中华人民共和国建立后,十年动乱中,“西道堂各地区的都遭受到了惨重的打击,百分之八十的男人,都成了关、押、管的对象,家中留下的只是一些老弱残废和一些十三四岁的小孩子,迫于生活,他们不得不挑起家务担子,这些孩子,披着烂衣,打着赤脚,冒着寒霜,拿着讨饭的袋子,奔向藏区。在这些艰苦的日子里,藏族人民给予西道堂儿童们的温暖,是一言难尽的。”[9]不止一人提及当年困难时期,去藏区讨要的。据说,当年进入藏区,只要说是“求索玛”的人,就会有吃有喝,以致在经济困难时节,有的人也冒称是“求索玛”的人,去藏区讨要。
对于此,马忠维先生说:“因为处于藏族文化的包围中,要发展必须得和他们处理好关系,西道堂和藏族的关系,最初是由商业建立起来的,本地的回民都会藏话。过去,沙冒沟一带很不安全,为了生意上的平安,必须要认主人家、土官头人和寺院的主持。有了一定的关系,才能有保障。时间长了,就有了稳定交往。夏河寺院的落成,活佛的坐床、圆寂,西道堂都有庆吊,西道堂有重要的活动时,他们也会来参加。这次有些寺院都来了,西道堂给寺院送黄色的团龙缎七米(藏族人喜欢龙),黄色八宝碗一对(八宝是四大天王的法器),碗里放两大块冰糖块。”

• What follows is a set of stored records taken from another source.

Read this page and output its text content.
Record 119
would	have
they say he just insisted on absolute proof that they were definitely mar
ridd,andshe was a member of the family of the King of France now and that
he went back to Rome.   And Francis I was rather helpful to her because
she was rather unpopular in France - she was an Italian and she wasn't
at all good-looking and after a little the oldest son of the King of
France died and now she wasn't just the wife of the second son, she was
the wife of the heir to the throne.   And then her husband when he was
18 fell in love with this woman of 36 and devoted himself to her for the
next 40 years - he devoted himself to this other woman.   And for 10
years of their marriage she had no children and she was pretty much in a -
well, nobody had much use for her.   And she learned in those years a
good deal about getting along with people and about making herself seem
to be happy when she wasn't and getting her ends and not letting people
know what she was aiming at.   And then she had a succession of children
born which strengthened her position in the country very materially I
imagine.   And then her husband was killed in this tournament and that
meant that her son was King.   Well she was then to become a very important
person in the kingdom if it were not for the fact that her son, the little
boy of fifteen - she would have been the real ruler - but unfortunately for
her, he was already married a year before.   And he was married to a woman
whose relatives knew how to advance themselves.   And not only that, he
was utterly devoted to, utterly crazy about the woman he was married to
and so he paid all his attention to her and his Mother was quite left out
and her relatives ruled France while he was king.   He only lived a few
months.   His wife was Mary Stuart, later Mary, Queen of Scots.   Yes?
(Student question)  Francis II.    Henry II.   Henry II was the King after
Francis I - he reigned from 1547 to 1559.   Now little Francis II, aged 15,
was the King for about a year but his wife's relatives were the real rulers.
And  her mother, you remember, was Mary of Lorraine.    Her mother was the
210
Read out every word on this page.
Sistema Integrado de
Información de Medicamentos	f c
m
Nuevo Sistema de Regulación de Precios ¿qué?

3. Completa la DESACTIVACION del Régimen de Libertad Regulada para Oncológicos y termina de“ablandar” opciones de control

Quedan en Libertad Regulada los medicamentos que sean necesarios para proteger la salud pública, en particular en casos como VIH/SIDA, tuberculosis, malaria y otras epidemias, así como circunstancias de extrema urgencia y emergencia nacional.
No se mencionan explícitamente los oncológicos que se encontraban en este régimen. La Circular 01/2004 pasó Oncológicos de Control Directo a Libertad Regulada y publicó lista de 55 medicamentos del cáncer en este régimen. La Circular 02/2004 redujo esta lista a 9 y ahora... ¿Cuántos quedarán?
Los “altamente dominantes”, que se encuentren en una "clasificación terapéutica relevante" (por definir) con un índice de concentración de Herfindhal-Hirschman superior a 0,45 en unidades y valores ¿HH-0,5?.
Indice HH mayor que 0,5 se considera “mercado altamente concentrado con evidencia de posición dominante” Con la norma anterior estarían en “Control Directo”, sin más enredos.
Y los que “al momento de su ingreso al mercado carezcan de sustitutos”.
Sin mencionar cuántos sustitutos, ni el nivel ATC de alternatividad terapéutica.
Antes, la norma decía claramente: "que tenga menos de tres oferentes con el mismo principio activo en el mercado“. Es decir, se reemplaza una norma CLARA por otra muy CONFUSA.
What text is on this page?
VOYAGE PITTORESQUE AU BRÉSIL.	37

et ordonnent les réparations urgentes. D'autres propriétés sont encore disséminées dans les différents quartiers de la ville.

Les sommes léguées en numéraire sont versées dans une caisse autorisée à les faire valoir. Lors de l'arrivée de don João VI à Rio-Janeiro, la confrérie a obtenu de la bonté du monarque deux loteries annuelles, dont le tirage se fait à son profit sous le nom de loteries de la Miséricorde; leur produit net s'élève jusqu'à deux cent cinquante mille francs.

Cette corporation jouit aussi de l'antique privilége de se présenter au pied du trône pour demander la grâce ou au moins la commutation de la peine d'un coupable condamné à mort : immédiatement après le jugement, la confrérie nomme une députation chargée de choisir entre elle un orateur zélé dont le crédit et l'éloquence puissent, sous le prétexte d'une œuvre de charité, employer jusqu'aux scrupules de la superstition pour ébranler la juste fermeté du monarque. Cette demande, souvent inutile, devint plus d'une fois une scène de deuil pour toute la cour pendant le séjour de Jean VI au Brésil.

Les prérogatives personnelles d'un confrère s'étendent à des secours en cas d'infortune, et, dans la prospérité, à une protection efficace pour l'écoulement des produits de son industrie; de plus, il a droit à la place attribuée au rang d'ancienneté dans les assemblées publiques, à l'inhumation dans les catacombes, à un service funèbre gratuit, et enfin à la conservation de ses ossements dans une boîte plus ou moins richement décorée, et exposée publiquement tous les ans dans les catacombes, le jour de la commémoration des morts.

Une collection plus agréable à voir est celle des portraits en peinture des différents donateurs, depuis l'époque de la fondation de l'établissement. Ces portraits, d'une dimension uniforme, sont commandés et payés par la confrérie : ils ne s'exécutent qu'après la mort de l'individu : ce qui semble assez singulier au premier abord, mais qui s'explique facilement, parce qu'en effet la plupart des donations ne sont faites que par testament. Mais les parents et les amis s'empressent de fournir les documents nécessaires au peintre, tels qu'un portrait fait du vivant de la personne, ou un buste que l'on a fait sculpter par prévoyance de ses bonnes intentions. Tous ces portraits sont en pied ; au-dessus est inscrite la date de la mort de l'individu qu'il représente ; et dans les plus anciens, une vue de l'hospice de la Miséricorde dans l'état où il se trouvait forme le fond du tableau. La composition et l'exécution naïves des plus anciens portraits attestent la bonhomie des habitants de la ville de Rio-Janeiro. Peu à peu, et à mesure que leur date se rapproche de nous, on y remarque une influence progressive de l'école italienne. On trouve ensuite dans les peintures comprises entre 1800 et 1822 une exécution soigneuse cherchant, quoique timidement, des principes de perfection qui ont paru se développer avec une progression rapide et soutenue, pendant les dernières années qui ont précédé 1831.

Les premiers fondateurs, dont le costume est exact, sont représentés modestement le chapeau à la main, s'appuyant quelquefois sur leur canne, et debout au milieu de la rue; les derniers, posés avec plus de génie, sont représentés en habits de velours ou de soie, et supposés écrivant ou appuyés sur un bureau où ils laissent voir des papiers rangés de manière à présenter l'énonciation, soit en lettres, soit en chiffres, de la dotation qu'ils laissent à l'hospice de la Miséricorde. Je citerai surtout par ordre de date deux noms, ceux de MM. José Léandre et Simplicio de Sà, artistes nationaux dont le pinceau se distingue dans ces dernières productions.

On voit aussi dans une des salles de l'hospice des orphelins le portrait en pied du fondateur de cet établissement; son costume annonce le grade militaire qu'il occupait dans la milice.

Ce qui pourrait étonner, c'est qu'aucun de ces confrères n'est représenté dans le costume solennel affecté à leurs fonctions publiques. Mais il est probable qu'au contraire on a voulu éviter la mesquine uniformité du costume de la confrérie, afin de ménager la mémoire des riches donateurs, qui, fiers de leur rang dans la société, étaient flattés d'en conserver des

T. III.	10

可见,和谐的民族关系和临潭地方社会的门宦教派关系相比,情形截然不同。在地方社会中,西道堂是伊斯兰教内部排斥的对象,但是在地方社会以外,尤其是藏区,它不仅获得了巨大的经济利益,也获得信任和承认。和外部世界的和谐关系的形成,主要得益于当地地理条件。旧城南邻卓尼、迭部,西接夏河,洮河流经其中。由于毗邻藏区,明朝时期,设置了茶马厅,与四川的松潘、青海的贵德、湟源,同为甘川青边界的四大茶马市场。旧城历来是商业中心点,也是藏族常年往来的通衢要道。因此,它和藏族的关系是由地理环境决定的。
还应该考虑的是,它所营建的和谐民族关系,与自身的历史条件有关。因为,在旧城,它属于建立比较晚的教门,在农业经济上,基本上是没有发展余地的,再加上其信仰和实践,均不能见容于其他门宦,只有选择向外部发展。结果为它的经济发展,提供了很大的空间。随着经济实力的增长,它一度和拉卜愣寺、卓尼杨土司并列为甘南地区三大社会力量之一。此时,经济实力逐渐奠定和抬高了其社会地位,在地方社会中,它也就立住了脚跟。